Researcher: Lynn Teoh
Goal: Validate or invalidate hypothesis that users currently struggle with course or mode of delivery selection on the current website
Dates: 27 Feb 2023 - 1 Mar 2023 (3 days)
Methodology: Moderated usability testing (n=11)
Flows tested: 1) Searching for, and booking into, a First Aid course, 2) Finding the ‘Asthma and Anaphylaxis’ course
I specifically wanted to test both an “easy to find” course (First Aid), and one that may be more likely to challenge users (Asthma and Anaphylaxis) to better observe how users interacted with the site’s IA and what problem solving strategies they employed when stuck.
Key findings:
First Aid course flow
All users expressed verbal overwhelm at course listing page
Moderately high rate of task failure (abandonment) or task success with error - several users not reading body copy in detail
Some users struggled to identify which mode of delivery was suitable for their needs
Users frustrated at manual duplication of personal details in payment section, missed ‘same details as previous’ checkbox (placement issue?)
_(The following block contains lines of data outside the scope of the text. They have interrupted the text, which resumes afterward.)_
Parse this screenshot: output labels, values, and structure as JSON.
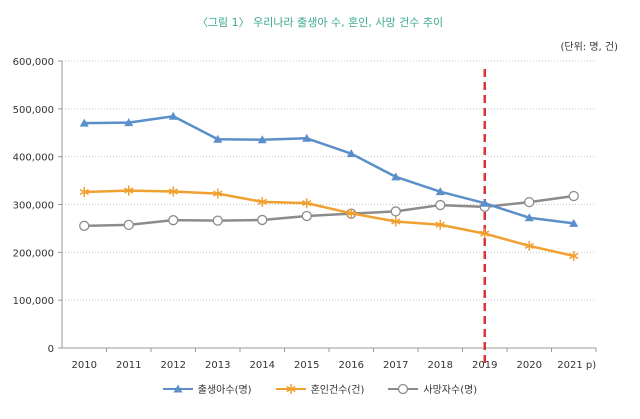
{
  "chart_data": {
    "type": "line",
    "title": "〈그림 1〉 우리나라 출생아 수, 혼인, 사망 건수 추이",
    "unit_label": "(단위: 명, 건)",
    "categories": [
      "2010",
      "2011",
      "2012",
      "2013",
      "2014",
      "2015",
      "2016",
      "2017",
      "2018",
      "2019",
      "2020",
      "2021 p)"
    ],
    "ylim": [
      0,
      600000
    ],
    "yticks": [
      "0",
      "100,000",
      "200,000",
      "300,000",
      "400,000",
      "500,000",
      "600,000"
    ],
    "ytick_values": [
      0,
      100000,
      200000,
      300000,
      400000,
      500000,
      600000
    ],
    "grid": true,
    "legend_position": "bottom",
    "marker_line": {
      "category": "2019",
      "color": "#d9323a",
      "style": "dashed"
    },
    "series": [
      {
        "name": "출생아수(명)",
        "color": "#5b8fc9",
        "marker": "triangle",
        "values": [
          470171,
          471265,
          484550,
          436455,
          435435,
          438420,
          406243,
          357771,
          326822,
          302676,
          272337,
          260500
        ]
      },
      {
        "name": "혼인건수(건)",
        "color": "#f0a030",
        "marker": "asterisk",
        "values": [
          326104,
          329087,
          327073,
          322807,
          305507,
          302828,
          281635,
          264455,
          257622,
          239159,
          213502,
          192500
        ]
      },
      {
        "name": "사망자수(명)",
        "color": "#8c8c8c",
        "marker": "circle",
        "values": [
          255405,
          257396,
          267221,
          266257,
          267692,
          275895,
          280827,
          285534,
          298820,
          295110,
          304948,
          317800
        ]
      }
    ]
  }
}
Asthma and Anaphylaxis flow
All users struggled to find this course - typical mode of search was 1) looked in First Aid courses category, 2) looked in Specialised courses category, then 3) attempted site-wide search
Users who found the course successfully all verbalised some form of “this is not where I expected Asthma and Anaphylaxis to be”
Metrics:
St John NSW website usability (System Usability Score, SUS): 50.5 (n=11)
First Aid flow
Success rate:
6/11 task success
2/11 task success with error
3/11 task failure
Mean time on task: 3min 11sec (n=11)
Customer satisfaction (Customer Effort Score, CES): 3.7 out of 5 (n=6)
Asthma and Anaphylaxis flow
Success rate:
3/6 task success
3/6 task failure
Mean time on task: 3min 48sec (n=6)
Customer satisfaction (CES): 1.3 out of 5 (n=6)
UXR recommendations made to design team:
Consider focusing on design issues relating to task failure, as this results in 1) potential loss of conversion, 2) phone call or email to St John NSW rep, and 3) poor user experience
First Aid flow: Task success with error appears to be users selecting fastest, most convenient course - consider design options that make it easier for users to identify appropriate mode of delivery
Next UXR steps:
Card sort activity - can the courses be re-categorised to help users find particular courses more easily?